Un positionnement stratégique sur le segment du luxe technologique
Après plusieurs années de spéculations autour d’un éventuel « iPhone Fold », le projet de smartphone pliant de la firme à la pomme semble désormais s’ancrer dans un calendrier précis. Selon les informations circulant dans l’industrie, le géant de Cupertino prévoirait de dévoiler l’iPhone Ultra en septembre 2026, parallèlement à ses modèles classiques. Ce nouveau fer de lance ne se contenterait pas de suivre la tendance initiée par ses concurrents, mais viserait à redéfinir le haut de gamme de la marque en surpassant les capacités des versions Pro. Le passage au format pliant marque une étape majeure dans l’évolution de la gamme mobile d’Apple, qui privilégierait désormais la dénomination Ultra pour souligner cette rupture technologique.

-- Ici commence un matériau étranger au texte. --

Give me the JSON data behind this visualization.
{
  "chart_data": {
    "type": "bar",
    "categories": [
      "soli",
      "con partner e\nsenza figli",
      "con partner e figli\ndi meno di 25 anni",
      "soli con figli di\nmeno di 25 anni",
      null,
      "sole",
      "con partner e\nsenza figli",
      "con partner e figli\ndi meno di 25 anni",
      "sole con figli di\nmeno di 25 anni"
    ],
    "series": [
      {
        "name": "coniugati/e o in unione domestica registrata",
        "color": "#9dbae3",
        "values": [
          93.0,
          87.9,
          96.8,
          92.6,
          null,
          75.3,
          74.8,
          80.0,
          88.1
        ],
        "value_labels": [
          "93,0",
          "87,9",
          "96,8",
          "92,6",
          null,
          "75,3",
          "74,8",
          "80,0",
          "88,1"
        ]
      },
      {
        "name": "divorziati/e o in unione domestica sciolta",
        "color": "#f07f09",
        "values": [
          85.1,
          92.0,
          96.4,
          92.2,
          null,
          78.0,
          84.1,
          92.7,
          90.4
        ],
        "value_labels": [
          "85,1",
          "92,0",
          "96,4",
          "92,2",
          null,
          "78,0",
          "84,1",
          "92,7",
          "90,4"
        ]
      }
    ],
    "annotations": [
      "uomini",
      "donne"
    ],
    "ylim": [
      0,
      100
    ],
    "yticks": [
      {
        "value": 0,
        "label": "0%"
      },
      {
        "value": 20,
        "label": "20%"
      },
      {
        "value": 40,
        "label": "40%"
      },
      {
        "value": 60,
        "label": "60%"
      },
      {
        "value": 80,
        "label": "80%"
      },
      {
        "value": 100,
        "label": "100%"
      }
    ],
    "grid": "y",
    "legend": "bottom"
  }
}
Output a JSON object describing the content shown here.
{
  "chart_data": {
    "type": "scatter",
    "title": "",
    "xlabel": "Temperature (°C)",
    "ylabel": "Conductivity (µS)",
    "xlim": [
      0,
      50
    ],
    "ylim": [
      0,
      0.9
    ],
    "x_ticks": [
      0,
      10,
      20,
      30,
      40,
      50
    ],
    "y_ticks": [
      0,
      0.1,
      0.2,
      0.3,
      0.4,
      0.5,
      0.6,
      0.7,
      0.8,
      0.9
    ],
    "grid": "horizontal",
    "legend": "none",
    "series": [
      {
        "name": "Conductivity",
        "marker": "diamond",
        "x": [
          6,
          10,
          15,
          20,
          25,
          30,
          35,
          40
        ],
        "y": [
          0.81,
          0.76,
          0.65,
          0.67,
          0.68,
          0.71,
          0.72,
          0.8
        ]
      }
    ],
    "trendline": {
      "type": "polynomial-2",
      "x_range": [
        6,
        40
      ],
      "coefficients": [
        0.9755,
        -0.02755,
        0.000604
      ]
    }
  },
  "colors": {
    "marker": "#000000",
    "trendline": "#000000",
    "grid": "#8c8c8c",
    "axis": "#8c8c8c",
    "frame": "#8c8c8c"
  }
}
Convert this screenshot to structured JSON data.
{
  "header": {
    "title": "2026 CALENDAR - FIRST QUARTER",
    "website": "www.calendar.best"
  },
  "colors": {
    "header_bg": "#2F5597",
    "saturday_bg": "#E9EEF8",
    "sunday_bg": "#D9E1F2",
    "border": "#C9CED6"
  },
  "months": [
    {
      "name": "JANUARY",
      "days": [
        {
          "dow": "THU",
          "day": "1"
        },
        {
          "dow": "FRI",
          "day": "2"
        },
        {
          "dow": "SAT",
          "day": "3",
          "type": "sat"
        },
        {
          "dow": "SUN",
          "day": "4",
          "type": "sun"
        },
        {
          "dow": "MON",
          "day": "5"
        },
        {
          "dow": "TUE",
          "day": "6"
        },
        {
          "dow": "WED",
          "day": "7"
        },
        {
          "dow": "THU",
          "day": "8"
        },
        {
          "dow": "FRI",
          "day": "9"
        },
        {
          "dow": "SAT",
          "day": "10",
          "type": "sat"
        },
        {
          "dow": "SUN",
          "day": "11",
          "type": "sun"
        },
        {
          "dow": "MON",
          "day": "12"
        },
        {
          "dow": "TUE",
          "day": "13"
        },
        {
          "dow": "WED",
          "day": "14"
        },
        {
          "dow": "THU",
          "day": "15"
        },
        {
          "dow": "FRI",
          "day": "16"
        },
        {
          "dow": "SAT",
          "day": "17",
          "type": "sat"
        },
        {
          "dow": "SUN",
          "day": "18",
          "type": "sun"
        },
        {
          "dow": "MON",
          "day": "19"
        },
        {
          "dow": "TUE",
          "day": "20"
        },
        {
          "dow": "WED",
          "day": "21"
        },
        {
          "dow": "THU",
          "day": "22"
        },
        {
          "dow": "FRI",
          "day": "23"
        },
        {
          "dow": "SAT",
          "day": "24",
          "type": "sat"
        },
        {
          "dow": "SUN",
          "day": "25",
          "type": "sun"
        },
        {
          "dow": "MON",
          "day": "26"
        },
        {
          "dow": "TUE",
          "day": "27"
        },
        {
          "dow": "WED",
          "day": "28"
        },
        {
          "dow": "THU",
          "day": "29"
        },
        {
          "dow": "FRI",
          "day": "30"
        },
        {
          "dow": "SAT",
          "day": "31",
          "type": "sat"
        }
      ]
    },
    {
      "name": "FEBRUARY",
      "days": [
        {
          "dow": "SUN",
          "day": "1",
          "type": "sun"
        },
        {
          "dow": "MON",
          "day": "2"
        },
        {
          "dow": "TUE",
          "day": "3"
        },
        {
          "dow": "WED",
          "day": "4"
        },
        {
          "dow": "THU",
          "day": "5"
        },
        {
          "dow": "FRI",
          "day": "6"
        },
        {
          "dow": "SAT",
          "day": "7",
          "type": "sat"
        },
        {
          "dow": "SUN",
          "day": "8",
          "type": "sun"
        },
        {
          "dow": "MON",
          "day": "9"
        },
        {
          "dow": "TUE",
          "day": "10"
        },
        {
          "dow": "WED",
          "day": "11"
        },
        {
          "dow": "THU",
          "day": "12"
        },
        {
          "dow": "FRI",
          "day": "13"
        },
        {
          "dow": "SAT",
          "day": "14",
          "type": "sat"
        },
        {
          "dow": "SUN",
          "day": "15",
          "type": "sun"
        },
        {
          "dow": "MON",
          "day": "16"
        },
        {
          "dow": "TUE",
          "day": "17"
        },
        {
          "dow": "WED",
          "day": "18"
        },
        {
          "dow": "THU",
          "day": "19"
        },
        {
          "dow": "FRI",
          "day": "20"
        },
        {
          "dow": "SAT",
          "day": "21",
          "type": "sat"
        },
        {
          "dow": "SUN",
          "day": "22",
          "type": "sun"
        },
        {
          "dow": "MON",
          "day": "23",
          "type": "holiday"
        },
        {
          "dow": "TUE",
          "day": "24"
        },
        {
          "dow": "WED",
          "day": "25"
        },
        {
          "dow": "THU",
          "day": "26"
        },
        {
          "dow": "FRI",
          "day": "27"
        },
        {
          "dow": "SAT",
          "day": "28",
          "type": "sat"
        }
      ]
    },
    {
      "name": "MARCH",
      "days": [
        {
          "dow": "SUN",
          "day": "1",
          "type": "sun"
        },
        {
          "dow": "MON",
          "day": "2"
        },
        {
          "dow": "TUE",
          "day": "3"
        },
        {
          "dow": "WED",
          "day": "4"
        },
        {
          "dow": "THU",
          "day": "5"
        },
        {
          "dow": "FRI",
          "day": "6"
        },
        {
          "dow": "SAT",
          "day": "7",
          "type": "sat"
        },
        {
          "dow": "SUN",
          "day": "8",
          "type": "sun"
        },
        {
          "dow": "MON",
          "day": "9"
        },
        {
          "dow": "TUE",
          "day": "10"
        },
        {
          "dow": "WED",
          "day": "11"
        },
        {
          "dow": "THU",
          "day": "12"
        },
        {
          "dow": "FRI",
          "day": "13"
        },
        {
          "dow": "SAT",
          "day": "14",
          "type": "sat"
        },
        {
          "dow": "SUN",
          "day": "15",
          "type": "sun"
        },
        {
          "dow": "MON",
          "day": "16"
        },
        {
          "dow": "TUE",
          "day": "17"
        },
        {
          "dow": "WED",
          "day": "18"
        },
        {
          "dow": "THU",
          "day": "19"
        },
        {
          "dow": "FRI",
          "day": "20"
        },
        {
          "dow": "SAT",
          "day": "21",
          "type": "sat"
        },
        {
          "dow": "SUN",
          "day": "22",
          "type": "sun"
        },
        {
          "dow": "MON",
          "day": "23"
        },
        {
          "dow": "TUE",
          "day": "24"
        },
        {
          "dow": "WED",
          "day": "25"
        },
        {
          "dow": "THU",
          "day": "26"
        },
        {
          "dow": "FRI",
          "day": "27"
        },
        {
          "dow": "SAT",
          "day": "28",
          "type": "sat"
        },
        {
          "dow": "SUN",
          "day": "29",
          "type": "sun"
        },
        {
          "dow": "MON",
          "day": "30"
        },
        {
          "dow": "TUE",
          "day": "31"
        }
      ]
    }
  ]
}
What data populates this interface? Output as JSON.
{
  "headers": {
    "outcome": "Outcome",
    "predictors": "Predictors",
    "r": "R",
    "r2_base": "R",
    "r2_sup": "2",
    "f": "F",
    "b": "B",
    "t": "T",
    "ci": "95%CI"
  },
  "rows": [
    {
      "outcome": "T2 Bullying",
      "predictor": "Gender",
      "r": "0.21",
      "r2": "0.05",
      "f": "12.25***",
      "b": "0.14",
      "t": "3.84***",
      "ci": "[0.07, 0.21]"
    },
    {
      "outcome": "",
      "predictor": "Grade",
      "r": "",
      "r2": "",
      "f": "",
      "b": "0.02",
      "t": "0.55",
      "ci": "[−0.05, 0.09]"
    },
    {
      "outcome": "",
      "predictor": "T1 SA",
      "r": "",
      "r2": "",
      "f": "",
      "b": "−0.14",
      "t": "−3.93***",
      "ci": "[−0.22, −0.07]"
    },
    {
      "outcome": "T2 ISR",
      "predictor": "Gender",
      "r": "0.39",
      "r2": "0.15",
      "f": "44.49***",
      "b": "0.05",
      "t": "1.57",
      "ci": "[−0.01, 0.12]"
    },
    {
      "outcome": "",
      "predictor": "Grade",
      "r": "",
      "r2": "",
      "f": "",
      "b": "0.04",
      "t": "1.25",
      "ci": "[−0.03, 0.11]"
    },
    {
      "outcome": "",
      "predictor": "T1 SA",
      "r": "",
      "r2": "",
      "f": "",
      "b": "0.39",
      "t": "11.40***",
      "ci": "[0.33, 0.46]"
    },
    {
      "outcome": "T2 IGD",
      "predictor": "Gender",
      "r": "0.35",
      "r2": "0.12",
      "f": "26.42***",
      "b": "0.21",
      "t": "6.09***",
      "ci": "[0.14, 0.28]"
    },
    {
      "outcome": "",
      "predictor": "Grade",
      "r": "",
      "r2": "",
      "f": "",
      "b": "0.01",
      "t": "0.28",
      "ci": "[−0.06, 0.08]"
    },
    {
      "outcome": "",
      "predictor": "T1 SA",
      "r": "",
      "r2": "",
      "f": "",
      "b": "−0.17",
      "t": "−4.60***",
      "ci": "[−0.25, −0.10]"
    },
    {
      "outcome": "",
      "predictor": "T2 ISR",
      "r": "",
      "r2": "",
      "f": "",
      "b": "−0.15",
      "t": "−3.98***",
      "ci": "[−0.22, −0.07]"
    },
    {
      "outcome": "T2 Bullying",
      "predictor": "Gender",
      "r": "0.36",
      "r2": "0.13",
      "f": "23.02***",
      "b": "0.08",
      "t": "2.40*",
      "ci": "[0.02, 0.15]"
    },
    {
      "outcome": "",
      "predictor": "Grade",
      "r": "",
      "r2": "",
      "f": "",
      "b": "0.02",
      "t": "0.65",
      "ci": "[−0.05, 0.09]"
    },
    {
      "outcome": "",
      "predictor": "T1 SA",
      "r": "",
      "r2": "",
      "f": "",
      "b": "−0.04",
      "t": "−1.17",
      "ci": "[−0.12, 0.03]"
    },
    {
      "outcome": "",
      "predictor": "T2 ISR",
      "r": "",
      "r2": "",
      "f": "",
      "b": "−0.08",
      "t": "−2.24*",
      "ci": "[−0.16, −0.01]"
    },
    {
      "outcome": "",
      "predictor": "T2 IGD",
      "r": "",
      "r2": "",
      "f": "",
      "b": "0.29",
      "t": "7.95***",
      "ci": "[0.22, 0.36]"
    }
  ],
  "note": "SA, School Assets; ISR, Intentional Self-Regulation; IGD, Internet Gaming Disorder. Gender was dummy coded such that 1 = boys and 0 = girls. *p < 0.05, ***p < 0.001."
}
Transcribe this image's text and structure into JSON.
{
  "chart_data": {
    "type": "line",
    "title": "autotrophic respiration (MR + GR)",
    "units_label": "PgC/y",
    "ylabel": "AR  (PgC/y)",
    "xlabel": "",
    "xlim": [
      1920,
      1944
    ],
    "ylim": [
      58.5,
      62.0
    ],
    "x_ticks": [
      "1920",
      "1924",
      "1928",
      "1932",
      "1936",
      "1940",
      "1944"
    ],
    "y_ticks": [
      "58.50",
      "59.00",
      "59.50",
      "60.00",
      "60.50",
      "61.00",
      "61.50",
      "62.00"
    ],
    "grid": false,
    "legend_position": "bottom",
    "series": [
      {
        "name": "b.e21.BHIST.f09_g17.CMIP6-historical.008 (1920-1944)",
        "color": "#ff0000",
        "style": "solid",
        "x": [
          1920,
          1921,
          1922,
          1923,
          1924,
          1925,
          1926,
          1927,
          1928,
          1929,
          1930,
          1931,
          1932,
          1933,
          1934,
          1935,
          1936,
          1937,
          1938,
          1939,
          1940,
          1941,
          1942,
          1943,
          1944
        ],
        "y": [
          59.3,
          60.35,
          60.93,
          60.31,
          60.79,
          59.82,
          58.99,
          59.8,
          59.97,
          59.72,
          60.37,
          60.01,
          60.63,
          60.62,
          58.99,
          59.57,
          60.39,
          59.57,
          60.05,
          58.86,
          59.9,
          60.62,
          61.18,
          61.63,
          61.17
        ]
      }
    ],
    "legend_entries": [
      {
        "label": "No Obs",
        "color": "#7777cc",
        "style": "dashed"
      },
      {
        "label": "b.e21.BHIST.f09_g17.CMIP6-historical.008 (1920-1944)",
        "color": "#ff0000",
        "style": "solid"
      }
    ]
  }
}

Les analystes soulignent que ce choix de nom, déjà utilisé pour l’Apple Watch, permet de distinguer clairement cet appareil dont la conception impose des compromis physiques différents de ceux des modèles monoblocs.
Une fiche technique axée sur l’innovation de l’affichage
L’iPhone Ultra se distinguerait par un design de type « passeport », s’ouvrant pour révéler une dalle de 7,6 à 7,8 pouces, une dimension proche de celle d’un iPad mini. À l’extérieur, un écran secondaire de 5,5 pouces permettrait une utilisation rapide sans déplier l’appareil. Apple aurait investi massivement dans un nouveau type de verre ultra-fin afin de résoudre le problème de la pliure centrale, qui resterait ici sous le seuil de 0,15 mm de profondeur, la rendant presque imperceptible à l’œil et au toucher. La technologie d’écran retenue vise à supprimer le relief de la pliure centrale, un défi technique persistant pour l’ensemble de l’industrie mobile. Par ailleurs, l’utilisation d’un circuit de pilotage d’affichage réduit à 16 nm permettrait d’optimiser la consommation électrique de la dalle, soutenant ainsi l’autonomie malgré la surface d’affichage accrue.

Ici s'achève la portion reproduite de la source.